Dans ta chambre il y a plein de clichés. Tu me montres ton tatouage en forme d’oiseau. Tu l’as fait en sortant de l’hôpital, c’est le
symbole de ta liberté. Tu me dis qu’avant tu fermais toujours les volets. Pour que l’on pense que tu n’étais pas là. Mais les volets
fermés en pleine journée, tu sais, ça attire au moins autant l’attention qu’un corps de 33 kilos.
Dans ta chambre il y a un portrait de Marilyn Monroe. Elle n’est pas très célèbre cette photo. Tu avoues pour les cocards. Un sur
chaque œil. C’est toi-même qui te les étais faits. Encore Gena Rowlands, dans Opening night cette fois, les verres de lunettes brisés
dans les orbites, à force de se cogner la tête contre un mur.
Contre le mur, dans ta chambre il y a un ensemble de lingerie suspendu. Dans la poubelle il y a tes notes pour un exposé sur les
Préraphaélites. Tu parles de garçons. Tu sais que tu plais. Tu joues. Tu t’amuses.

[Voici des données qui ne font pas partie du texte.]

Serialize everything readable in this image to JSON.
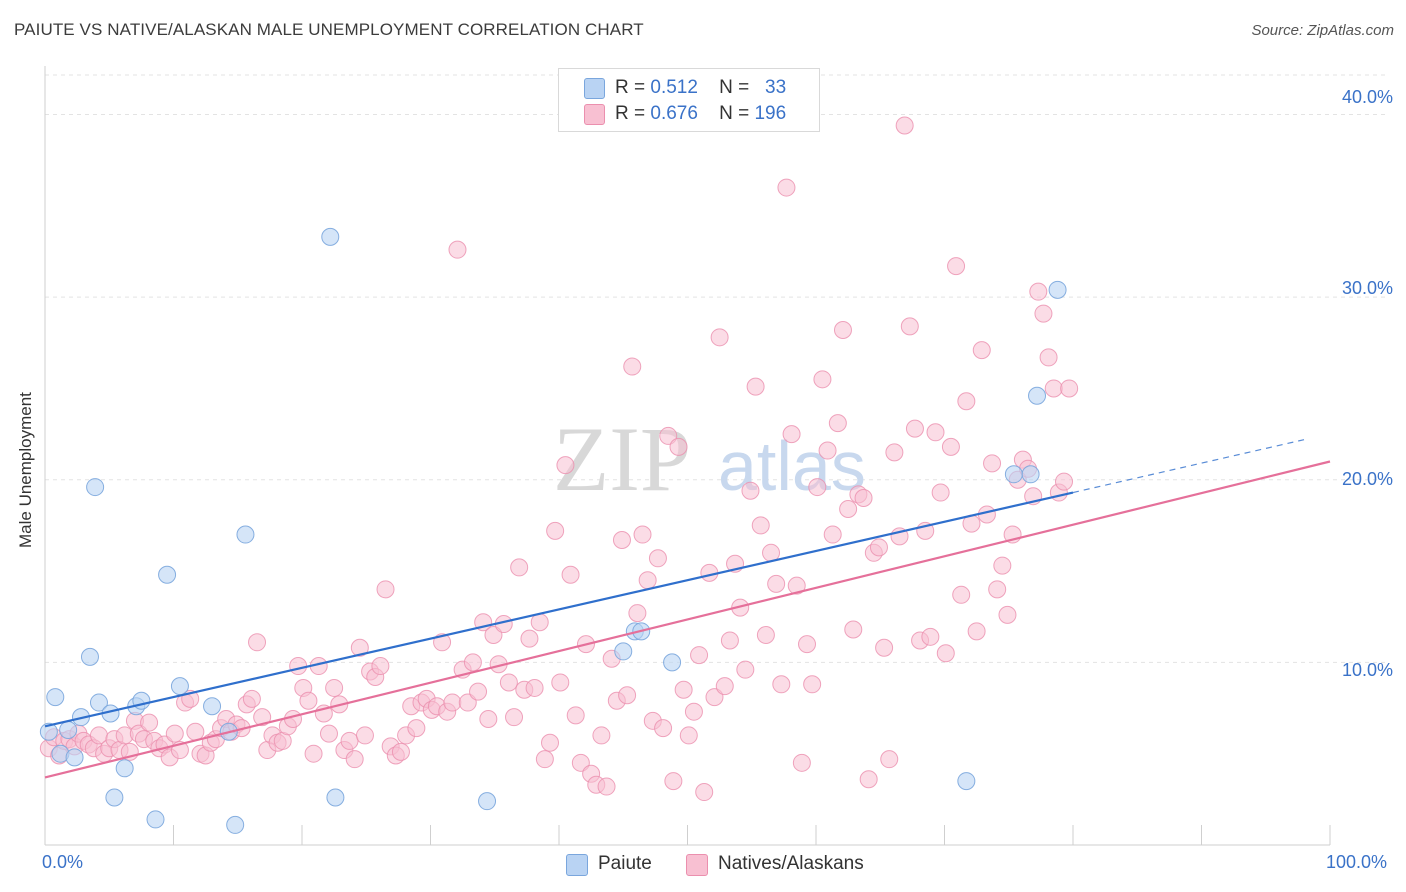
{
  "header": {
    "title": "PAIUTE VS NATIVE/ALASKAN MALE UNEMPLOYMENT CORRELATION CHART",
    "source": "Source: ZipAtlas.com"
  },
  "watermark": {
    "zip": "ZIP",
    "atlas": "atlas"
  },
  "colors": {
    "paiute_fill": "#b9d3f3",
    "paiute_stroke": "#7aa6dd",
    "paiute_line": "#2f6fcc",
    "native_fill": "#f8c0d2",
    "native_stroke": "#eb8fae",
    "native_line": "#e5709a",
    "axis_text": "#3a72c8"
  },
  "legend": {
    "rows": [
      {
        "r_label": "R =",
        "r_value": "0.512",
        "n_label": "N =",
        "n_value": "33"
      },
      {
        "r_label": "R =",
        "r_value": "0.676",
        "n_label": "N =",
        "n_value": "196"
      }
    ]
  },
  "bottom_legend": {
    "paiute": "Paiute",
    "native": "Natives/Alaskans"
  },
  "chart_data": {
    "type": "scatter",
    "title": "PAIUTE VS NATIVE/ALASKAN MALE UNEMPLOYMENT CORRELATION CHART",
    "xlabel": "",
    "ylabel": "Male Unemployment",
    "xlim": [
      0,
      100
    ],
    "ylim": [
      0,
      42
    ],
    "x_ticks": [
      "0.0%",
      "100.0%"
    ],
    "y_ticks": [
      "10.0%",
      "20.0%",
      "30.0%",
      "40.0%"
    ],
    "y_tick_values": [
      10,
      20,
      30,
      40
    ],
    "grid": true,
    "legend_position": "top-center",
    "series": [
      {
        "name": "Paiute",
        "R": 0.512,
        "N": 33,
        "trend": {
          "x0": 0,
          "y0": 6.5,
          "x1": 80,
          "y1": 19.3,
          "dash_to_x": 98,
          "dash_to_y": 22.2
        },
        "points": [
          [
            0.3,
            6.2
          ],
          [
            0.8,
            8.1
          ],
          [
            1.2,
            5.0
          ],
          [
            1.8,
            6.3
          ],
          [
            2.3,
            4.8
          ],
          [
            2.8,
            7.0
          ],
          [
            3.5,
            10.3
          ],
          [
            3.9,
            19.6
          ],
          [
            4.2,
            7.8
          ],
          [
            5.1,
            7.2
          ],
          [
            5.4,
            2.6
          ],
          [
            6.2,
            4.2
          ],
          [
            7.1,
            7.6
          ],
          [
            7.5,
            7.9
          ],
          [
            8.6,
            1.4
          ],
          [
            9.5,
            14.8
          ],
          [
            10.5,
            8.7
          ],
          [
            13.0,
            7.6
          ],
          [
            14.3,
            6.2
          ],
          [
            14.8,
            1.1
          ],
          [
            15.6,
            17.0
          ],
          [
            22.2,
            33.3
          ],
          [
            22.6,
            2.6
          ],
          [
            34.4,
            2.4
          ],
          [
            45.9,
            11.7
          ],
          [
            45.0,
            10.6
          ],
          [
            46.4,
            11.7
          ],
          [
            48.8,
            10.0
          ],
          [
            71.7,
            3.5
          ],
          [
            75.4,
            20.3
          ],
          [
            76.7,
            20.3
          ],
          [
            77.2,
            24.6
          ],
          [
            78.8,
            30.4
          ]
        ]
      },
      {
        "name": "Natives/Alaskans",
        "R": 0.676,
        "N": 196,
        "trend": {
          "x0": 0,
          "y0": 3.7,
          "x1": 100,
          "y1": 21.0
        },
        "points": [
          [
            0.3,
            5.3
          ],
          [
            0.7,
            5.9
          ],
          [
            1.1,
            4.9
          ],
          [
            1.5,
            5.7
          ],
          [
            1.9,
            5.8
          ],
          [
            2.3,
            5.4
          ],
          [
            2.6,
            6.1
          ],
          [
            3.0,
            5.7
          ],
          [
            3.4,
            5.5
          ],
          [
            3.8,
            5.3
          ],
          [
            4.2,
            6.0
          ],
          [
            4.6,
            5.0
          ],
          [
            5.0,
            5.3
          ],
          [
            5.4,
            5.8
          ],
          [
            5.8,
            5.2
          ],
          [
            6.2,
            6.0
          ],
          [
            6.6,
            5.1
          ],
          [
            7.0,
            6.8
          ],
          [
            7.3,
            6.1
          ],
          [
            7.7,
            5.8
          ],
          [
            8.1,
            6.7
          ],
          [
            8.5,
            5.7
          ],
          [
            8.9,
            5.3
          ],
          [
            9.3,
            5.5
          ],
          [
            9.7,
            4.8
          ],
          [
            10.1,
            6.1
          ],
          [
            10.5,
            5.2
          ],
          [
            10.9,
            7.8
          ],
          [
            11.3,
            8.0
          ],
          [
            11.7,
            6.2
          ],
          [
            12.1,
            5.0
          ],
          [
            12.5,
            4.9
          ],
          [
            12.9,
            5.6
          ],
          [
            13.3,
            5.8
          ],
          [
            13.7,
            6.4
          ],
          [
            14.1,
            6.9
          ],
          [
            14.5,
            6.2
          ],
          [
            14.9,
            6.6
          ],
          [
            15.3,
            6.4
          ],
          [
            15.7,
            7.7
          ],
          [
            16.1,
            8.0
          ],
          [
            16.5,
            11.1
          ],
          [
            16.9,
            7.0
          ],
          [
            17.3,
            5.2
          ],
          [
            17.7,
            6.0
          ],
          [
            18.1,
            5.6
          ],
          [
            18.5,
            5.7
          ],
          [
            18.9,
            6.5
          ],
          [
            19.3,
            6.9
          ],
          [
            19.7,
            9.8
          ],
          [
            20.1,
            8.6
          ],
          [
            20.5,
            7.9
          ],
          [
            20.9,
            5.0
          ],
          [
            21.3,
            9.8
          ],
          [
            21.7,
            7.2
          ],
          [
            22.1,
            6.1
          ],
          [
            22.5,
            8.6
          ],
          [
            22.9,
            7.7
          ],
          [
            23.3,
            5.2
          ],
          [
            23.7,
            5.7
          ],
          [
            24.1,
            4.7
          ],
          [
            24.5,
            10.8
          ],
          [
            24.9,
            6.0
          ],
          [
            25.3,
            9.5
          ],
          [
            25.7,
            9.2
          ],
          [
            26.1,
            9.8
          ],
          [
            26.5,
            14.0
          ],
          [
            26.9,
            5.4
          ],
          [
            27.3,
            4.9
          ],
          [
            27.7,
            5.1
          ],
          [
            28.1,
            6.0
          ],
          [
            28.5,
            7.6
          ],
          [
            28.9,
            6.4
          ],
          [
            29.3,
            7.8
          ],
          [
            29.7,
            8.0
          ],
          [
            30.1,
            7.4
          ],
          [
            30.5,
            7.6
          ],
          [
            30.9,
            11.1
          ],
          [
            31.3,
            7.3
          ],
          [
            31.7,
            7.8
          ],
          [
            32.1,
            32.6
          ],
          [
            32.5,
            9.6
          ],
          [
            32.9,
            7.8
          ],
          [
            33.3,
            10.0
          ],
          [
            33.7,
            8.4
          ],
          [
            34.1,
            12.2
          ],
          [
            34.5,
            6.9
          ],
          [
            34.9,
            11.5
          ],
          [
            35.3,
            9.9
          ],
          [
            35.7,
            12.1
          ],
          [
            36.1,
            8.9
          ],
          [
            36.5,
            7.0
          ],
          [
            36.9,
            15.2
          ],
          [
            37.3,
            8.5
          ],
          [
            37.7,
            11.3
          ],
          [
            38.1,
            8.6
          ],
          [
            38.5,
            12.2
          ],
          [
            38.9,
            4.7
          ],
          [
            39.3,
            5.6
          ],
          [
            39.7,
            17.2
          ],
          [
            40.1,
            8.9
          ],
          [
            40.5,
            20.8
          ],
          [
            40.9,
            14.8
          ],
          [
            41.3,
            7.1
          ],
          [
            41.7,
            4.5
          ],
          [
            42.1,
            11.0
          ],
          [
            42.5,
            3.9
          ],
          [
            42.9,
            3.3
          ],
          [
            43.3,
            6.0
          ],
          [
            43.7,
            3.2
          ],
          [
            44.1,
            10.2
          ],
          [
            44.5,
            7.9
          ],
          [
            44.9,
            16.7
          ],
          [
            45.3,
            8.2
          ],
          [
            45.7,
            26.2
          ],
          [
            46.1,
            12.7
          ],
          [
            46.5,
            17.0
          ],
          [
            46.9,
            14.5
          ],
          [
            47.3,
            6.8
          ],
          [
            47.7,
            15.7
          ],
          [
            48.1,
            6.4
          ],
          [
            48.5,
            22.4
          ],
          [
            48.9,
            3.5
          ],
          [
            49.3,
            21.8
          ],
          [
            49.7,
            8.5
          ],
          [
            50.1,
            6.0
          ],
          [
            50.5,
            7.3
          ],
          [
            50.9,
            10.4
          ],
          [
            51.3,
            2.9
          ],
          [
            51.7,
            14.9
          ],
          [
            52.1,
            8.1
          ],
          [
            52.5,
            27.8
          ],
          [
            52.9,
            8.7
          ],
          [
            53.3,
            11.2
          ],
          [
            53.7,
            15.4
          ],
          [
            54.1,
            13.0
          ],
          [
            54.5,
            9.6
          ],
          [
            54.9,
            19.4
          ],
          [
            55.3,
            25.1
          ],
          [
            55.7,
            17.5
          ],
          [
            56.1,
            11.5
          ],
          [
            56.5,
            16.0
          ],
          [
            56.9,
            14.3
          ],
          [
            57.3,
            8.8
          ],
          [
            57.7,
            36.0
          ],
          [
            58.1,
            22.5
          ],
          [
            58.5,
            14.2
          ],
          [
            58.9,
            4.5
          ],
          [
            59.3,
            11.0
          ],
          [
            59.7,
            8.8
          ],
          [
            60.1,
            19.6
          ],
          [
            60.5,
            25.5
          ],
          [
            60.9,
            21.6
          ],
          [
            61.3,
            17.0
          ],
          [
            61.7,
            23.1
          ],
          [
            62.1,
            28.2
          ],
          [
            62.5,
            18.4
          ],
          [
            62.9,
            11.8
          ],
          [
            63.3,
            19.2
          ],
          [
            63.7,
            19.0
          ],
          [
            64.1,
            3.6
          ],
          [
            64.5,
            16.0
          ],
          [
            64.9,
            16.3
          ],
          [
            65.3,
            10.8
          ],
          [
            65.7,
            4.7
          ],
          [
            66.1,
            21.5
          ],
          [
            66.5,
            16.9
          ],
          [
            66.9,
            39.4
          ],
          [
            67.3,
            28.4
          ],
          [
            67.7,
            22.8
          ],
          [
            68.1,
            11.2
          ],
          [
            68.5,
            17.2
          ],
          [
            68.9,
            11.4
          ],
          [
            69.3,
            22.6
          ],
          [
            69.7,
            19.3
          ],
          [
            70.1,
            10.5
          ],
          [
            70.5,
            21.8
          ],
          [
            70.9,
            31.7
          ],
          [
            71.3,
            13.7
          ],
          [
            71.7,
            24.3
          ],
          [
            72.1,
            17.6
          ],
          [
            72.5,
            11.7
          ],
          [
            72.9,
            27.1
          ],
          [
            73.3,
            18.1
          ],
          [
            73.7,
            20.9
          ],
          [
            74.1,
            14.0
          ],
          [
            74.5,
            15.3
          ],
          [
            74.9,
            12.6
          ],
          [
            75.3,
            17.0
          ],
          [
            75.7,
            20.0
          ],
          [
            76.1,
            21.1
          ],
          [
            76.5,
            20.6
          ],
          [
            76.9,
            19.1
          ],
          [
            77.3,
            30.3
          ],
          [
            77.7,
            29.1
          ],
          [
            78.1,
            26.7
          ],
          [
            78.5,
            25.0
          ],
          [
            78.9,
            19.3
          ],
          [
            79.3,
            19.9
          ],
          [
            79.7,
            25.0
          ]
        ]
      }
    ]
  }
}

Dans ta chambre, deux femmes prennent le thé. Tu as les cheveux blonds maintenant, et il paraît que c’est naturel. Comme Nancy.
Tu me racontes exactement ce que les autres m’ont raconté, sans détour, sans douleur. Mais toi tu n’es pas Marie. Tu n’es pas Nina.
Tu n’es pas encore Nancy. J’ai eu envie de te mettre à la fin pour clore ton feuilleton. Ici au moins, je peux le faire.